Dari kabar yang saya dengar, beberapa koran di barat sana (entah eropa atau amerika) sengaja memperbanyak karikatur ini sebagai bentuk dukungan terhadap kebebasan berekspresi. Dewasa ini 'kebebasan berekspresi' memang telah menjadi tuhan baru. Apa-apa dilawan dengan alasan ini. Artis-artis yang terang-terangan melakukan pornoaksi pun selalu menggunakan istilah ini sebagai tempat berlindung.
Masalahnya, ini bukan tentang kebebasan berekspresi. Saya melihat koran Denmark ini telah gagal dalam memahami posisi sakral Muhammad dalam masyarakat Islam. Saya pernah melihat cuplikan cover majalah yang mendukung koran tersebut dalam masalah ini. Pada cover tersebut, terdapat Buddha, Yesus, dan beberapa tokoh sakral agama lain sedang berdiri di atas awan, membicarakan kasus ini. Saya tidak tahu apa yang mereka katakan, karena bukan dalam Bahasa Inggris. Namun yang saya tangkap, seolah mereka berkata, "Ayolah Muhammad, kita kan sama-sama tokoh sakral. Kita aja ngga pernah marah biar gambar kita ada di mana-mana".

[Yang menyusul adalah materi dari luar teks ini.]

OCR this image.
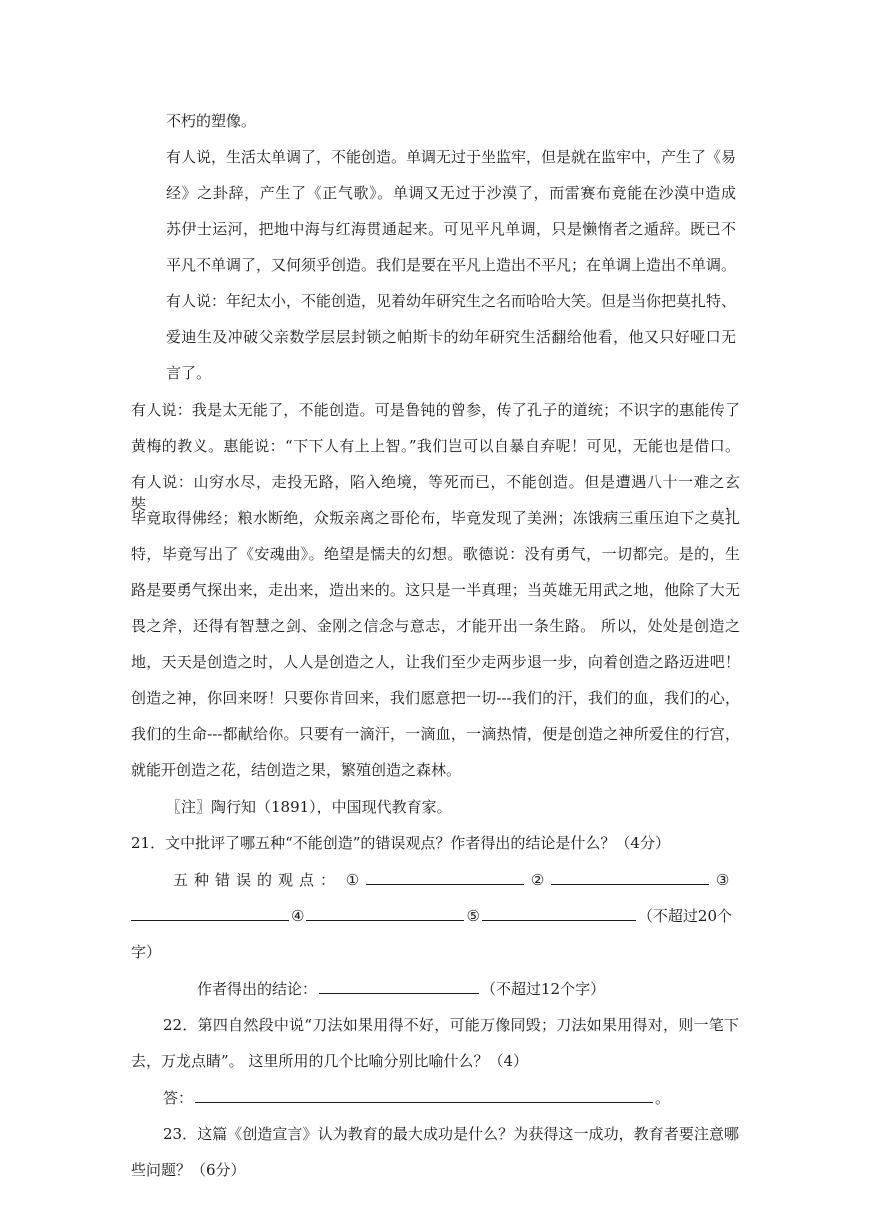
不朽的塑像。
有人说，生活太单调了，不能创造。单调无过于坐监牢，但是就在监牢中，产生了《易
经》之卦辞，产生了《正气歌》。单调又无过于沙漠了，而雷赛布竟能在沙漠中造成
苏伊士运河，把地中海与红海贯通起来。可见平凡单调，只是懒惰者之遁辞。既已不
平凡不单调了，又何须乎创造。我们是要在平凡上造出不平凡；在单调上造出不单调。
有人说：年纪太小，不能创造，见着幼年研究生之名而哈哈大笑。但是当你把莫扎特、
爱迪生及冲破父亲数学层层封锁之帕斯卡的幼年研究生活翻给他看，他又只好哑口无
言了。
有人说：我是太无能了，不能创造。可是鲁钝的曾参，传了孔子的道统；不识字的惠能传了
黄梅的教义。惠能说：“下下人有上上智。”我们岂可以自暴自弃呢！可见，无能也是借口。
有人说：山穷水尽，走投无路，陷入绝境，等死而已，不能创造。但是遭遇八十一难之玄奘，
毕竟取得佛经；粮水断绝，众叛亲离之哥伦布，毕竟发现了美洲；冻饿病三重压迫下之莫扎
特，毕竟写出了《安魂曲》。绝望是懦夫的幻想。歌德说：没有勇气，一切都完。是的，生
路是要勇气探出来，走出来，造出来的。这只是一半真理；当英雄无用武之地，他除了大无
畏之斧，还得有智慧之剑、金刚之信念与意志，才能开出一条生路。 所以，处处是创造之
地，天天是创造之时，人人是创造之人，让我们至少走两步退一步，向着创造之路迈进吧！
创造之神，你回来呀！只要你肯回来，我们愿意把一切---我们的汗，我们的血，我们的心，
我们的生命---都献给你。只要有一滴汗，一滴血，一滴热情，便是创造之神所爱住的行宫，
就能开创造之花，结创造之果，繁殖创造之森林。
〖注〗陶行知（1891），中国现代教育家。
21．文中批评了哪五种“不能创造”的错误观点？作者得出的结论是什么？（4分）
五种错误的观点： ①	②	③
④	⑤	（不超过20个
字）
作者得出的结论：	（不超过12个字）
22．第四自然段中说“刀法如果用得不好，可能万像同毁；刀法如果用得对，则一笔下
去，万龙点睛”。 这里所用的几个比喻分别比喻什么？（4）
答：	。
23．这篇《创造宣言》认为教育的最大成功是什么？为获得这一成功，教育者要注意哪
些问题？（6分）
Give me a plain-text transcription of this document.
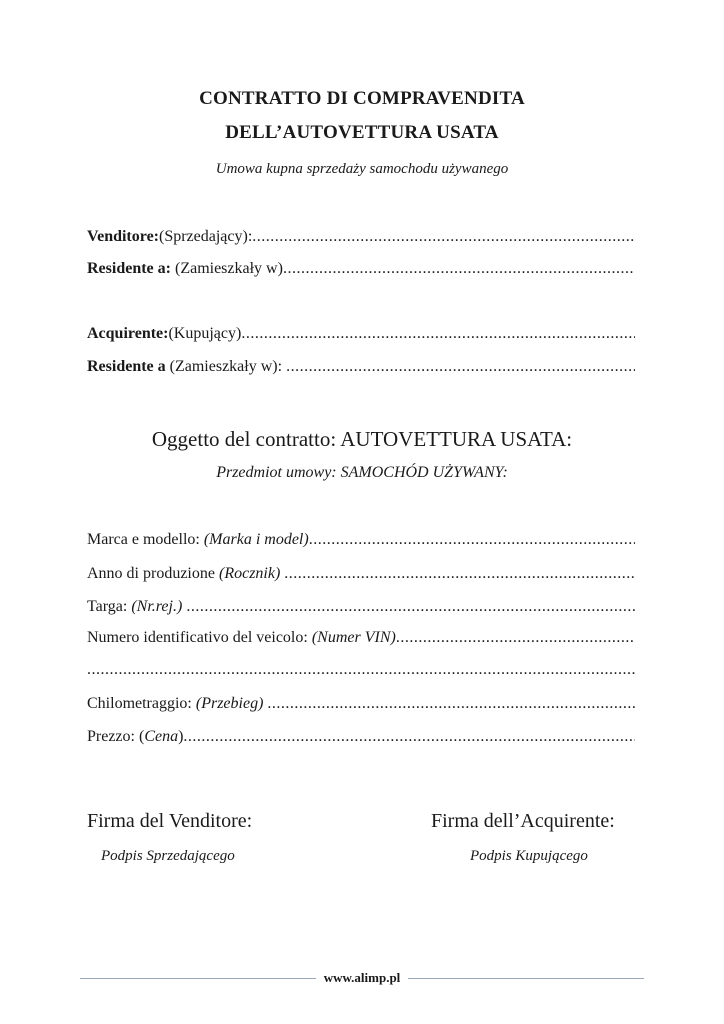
CONTRATTO DI COMPRAVENDITA
DELL’AUTOVETTURA USATA
Umowa kupna sprzedaży samochodu używanego
Venditore: (Sprzedający):
.....
Residente a: (Zamieszkały w)
.....
Acquirente: (Kupujący)
.....
Residente a (Zamieszkały w):
.....
Oggetto del contratto: AUTOVETTURA USATA:
Przedmiot umowy: SAMOCHÓD UŻYWANY:
Marca e modello: (Marka i model)
.....
Anno di produzione (Rocznik)

.....
Targa: (Nr.rej.)

.....
Numero identificativo del veicolo: (Numer VIN)
.....
.....
Chilometraggio: (Przebieg)

.....
Prezzo: ( Cena )
.....
Firma del Venditore:	Firma dell’Acquirente:
Podpis Sprzedającego	Podpis Kupującego
www.alimp.pl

Kalau benar seperti itu, inilah bentuk dukungan yang tidak berdasar. Masyarakat Islam sudah sejak lama melarang pelukisan sang Nabi. Saya sendiri kurang tahu alasannya. Namun bagi saya itu langkah tepat untuk menghindari pengkultusan simbol. Saya yakin bahwa koran Denmark itu, atau kartunisnya, tidak mengetahui tradisi ini. Taruhlah, kalau selama ini tidak terdapat larangan, dan setiap rumah orang Islam selalu memiliki lukisan Muhammad (seperti lukisan Yesus bagi orang-orang Kristen), tentu saja kemarahan umat Islam tidak akan sebesar ini. Mungkin kita hanya akan mempermasalahkan maksud kartunnya saja. Dengan demikian, apa yang dilakukan oleh koran Denmark ini adalah penghinaan dua kali lipat.
Jadi, apresiasi umat Islam terhadap Muhammad tidaklah sama dengan apresiasi umat Kristen terhadap Yesus, atau orang Buddha terhadap Sidharta, atau bahkan apresiasi orang barat terhadap masing-masing tokoh tersebut. Dan hal ini tidak untuk membeda-bedakan kemuliaan mereka. Kasus yang terjadi sekarang hanya menunjukkan kebodohan dan kesombongan sebuah redaksi penerbitan.